Regurgitation is a dominant symptom of infant reflux. The average worldwide prevalence is estimated to be 30%, when using Rome III criteria (two or more regurgitation episodes per day for more than 3 weeks) or North American Society for Pediatric Gastroenterology, Hepatology, and Nutrition (NASPGHAN)/European Society for Paediatric Gastroenterology, Hepatology, and Nutrition (ESPGHAN) guidelines [10].

Persistent and frequent regurgitation can be distressing for the baby/infant and highly distressing for the parent/carer [11,12,13]. Worrisome infant reflux can lead to prolonged sleep deprivation, stress, anxiety, and frustration, all of which can negatively affect the bond between parent and child [14].

Treatment options for infant reflux currently include non-pharmacological interventions (NPIs) such as parental advice (avoid over-feeding), thickened feeds, protein hydrolysate or amino acid-based formula, or elimination of cow’s milk in maternal diet if infants are being breastfed. NPIs are typically used as first-line treatment in infants and children who do not have features requiring early referral [15].

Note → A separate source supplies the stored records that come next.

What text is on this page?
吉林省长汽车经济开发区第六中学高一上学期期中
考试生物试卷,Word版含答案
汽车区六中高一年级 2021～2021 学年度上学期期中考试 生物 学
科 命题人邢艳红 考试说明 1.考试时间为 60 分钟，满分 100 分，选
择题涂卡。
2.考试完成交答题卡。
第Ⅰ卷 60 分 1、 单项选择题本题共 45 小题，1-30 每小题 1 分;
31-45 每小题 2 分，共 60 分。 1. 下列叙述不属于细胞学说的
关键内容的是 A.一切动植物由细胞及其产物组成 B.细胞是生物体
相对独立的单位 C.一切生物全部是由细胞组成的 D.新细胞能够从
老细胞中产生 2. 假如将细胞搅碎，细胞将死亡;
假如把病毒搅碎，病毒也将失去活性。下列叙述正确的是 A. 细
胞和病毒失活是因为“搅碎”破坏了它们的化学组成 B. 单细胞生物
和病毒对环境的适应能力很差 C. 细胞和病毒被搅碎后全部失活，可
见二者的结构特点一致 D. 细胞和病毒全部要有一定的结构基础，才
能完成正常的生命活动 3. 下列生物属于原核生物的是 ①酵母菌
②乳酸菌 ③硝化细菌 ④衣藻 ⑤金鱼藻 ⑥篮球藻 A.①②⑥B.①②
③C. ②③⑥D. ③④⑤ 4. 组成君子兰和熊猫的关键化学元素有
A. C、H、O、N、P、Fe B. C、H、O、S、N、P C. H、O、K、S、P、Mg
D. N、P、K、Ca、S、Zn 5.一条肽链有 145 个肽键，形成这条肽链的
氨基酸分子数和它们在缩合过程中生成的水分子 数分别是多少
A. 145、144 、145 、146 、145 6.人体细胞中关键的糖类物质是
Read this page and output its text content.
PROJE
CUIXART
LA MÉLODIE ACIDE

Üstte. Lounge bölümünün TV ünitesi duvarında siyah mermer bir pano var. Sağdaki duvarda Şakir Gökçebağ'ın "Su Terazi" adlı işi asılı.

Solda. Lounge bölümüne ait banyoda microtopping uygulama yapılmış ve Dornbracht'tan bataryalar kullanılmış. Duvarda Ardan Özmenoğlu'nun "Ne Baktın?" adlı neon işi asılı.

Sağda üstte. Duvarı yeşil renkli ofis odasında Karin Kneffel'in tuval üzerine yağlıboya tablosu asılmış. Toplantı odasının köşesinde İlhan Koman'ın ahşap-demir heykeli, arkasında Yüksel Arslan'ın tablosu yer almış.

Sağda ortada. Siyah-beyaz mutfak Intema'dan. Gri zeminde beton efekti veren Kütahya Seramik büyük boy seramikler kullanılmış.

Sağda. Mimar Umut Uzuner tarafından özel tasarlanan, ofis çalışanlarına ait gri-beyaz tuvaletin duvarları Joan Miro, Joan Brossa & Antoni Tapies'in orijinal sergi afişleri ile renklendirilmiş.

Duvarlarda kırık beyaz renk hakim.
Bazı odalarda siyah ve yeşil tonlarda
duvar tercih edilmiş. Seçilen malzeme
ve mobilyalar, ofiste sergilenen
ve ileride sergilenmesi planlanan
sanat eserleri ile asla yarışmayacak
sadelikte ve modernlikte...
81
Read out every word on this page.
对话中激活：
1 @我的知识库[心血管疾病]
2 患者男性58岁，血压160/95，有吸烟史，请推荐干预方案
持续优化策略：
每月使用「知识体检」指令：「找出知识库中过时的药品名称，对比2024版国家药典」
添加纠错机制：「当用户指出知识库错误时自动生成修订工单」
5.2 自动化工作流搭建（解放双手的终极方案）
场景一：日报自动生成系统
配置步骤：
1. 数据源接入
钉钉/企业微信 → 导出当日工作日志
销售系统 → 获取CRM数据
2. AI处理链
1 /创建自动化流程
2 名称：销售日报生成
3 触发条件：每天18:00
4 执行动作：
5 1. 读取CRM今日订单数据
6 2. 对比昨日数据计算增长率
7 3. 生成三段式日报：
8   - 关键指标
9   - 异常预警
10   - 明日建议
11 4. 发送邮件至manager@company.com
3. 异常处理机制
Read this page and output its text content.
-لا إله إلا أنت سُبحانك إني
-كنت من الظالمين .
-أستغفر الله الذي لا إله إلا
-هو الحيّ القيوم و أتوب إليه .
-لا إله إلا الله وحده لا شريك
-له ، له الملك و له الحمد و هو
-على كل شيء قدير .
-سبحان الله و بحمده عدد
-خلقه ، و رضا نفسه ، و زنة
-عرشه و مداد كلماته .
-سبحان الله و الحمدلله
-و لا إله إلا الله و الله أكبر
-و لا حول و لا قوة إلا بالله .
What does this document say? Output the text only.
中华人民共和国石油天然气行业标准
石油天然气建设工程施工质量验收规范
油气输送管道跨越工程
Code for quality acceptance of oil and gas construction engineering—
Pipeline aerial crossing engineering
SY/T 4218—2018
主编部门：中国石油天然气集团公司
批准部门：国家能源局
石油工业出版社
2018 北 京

Feed thickeners are a common treatment of GER in infants [16, 17] and are thought to contribute to the reduction of reflux of gastric content into the esophagus by increasing the density and viscosity of the liquid.

These approaches are usually followed by pharmacological acid suppression with histamine receptor antagonists and/or proton pump inhibitors (PPIs) [8]. Unlike adults, acid is not seen to play a major role in infant reflux, apart from in those with demonstrable esophagitis. Therefore, acid suppression is not considered appropriate for most infants, where the pathophysiology pertains to an immature lower esophageal sphincter. Nonetheless, the prescriptions issued for PPIs for infants suffering from troublesome reflux have increased significantly over recent years [4, 18], and acid-suppressant therapies have become the mainstay of reflux management, despite reports of a lack of efficacy in this age group [19, 20].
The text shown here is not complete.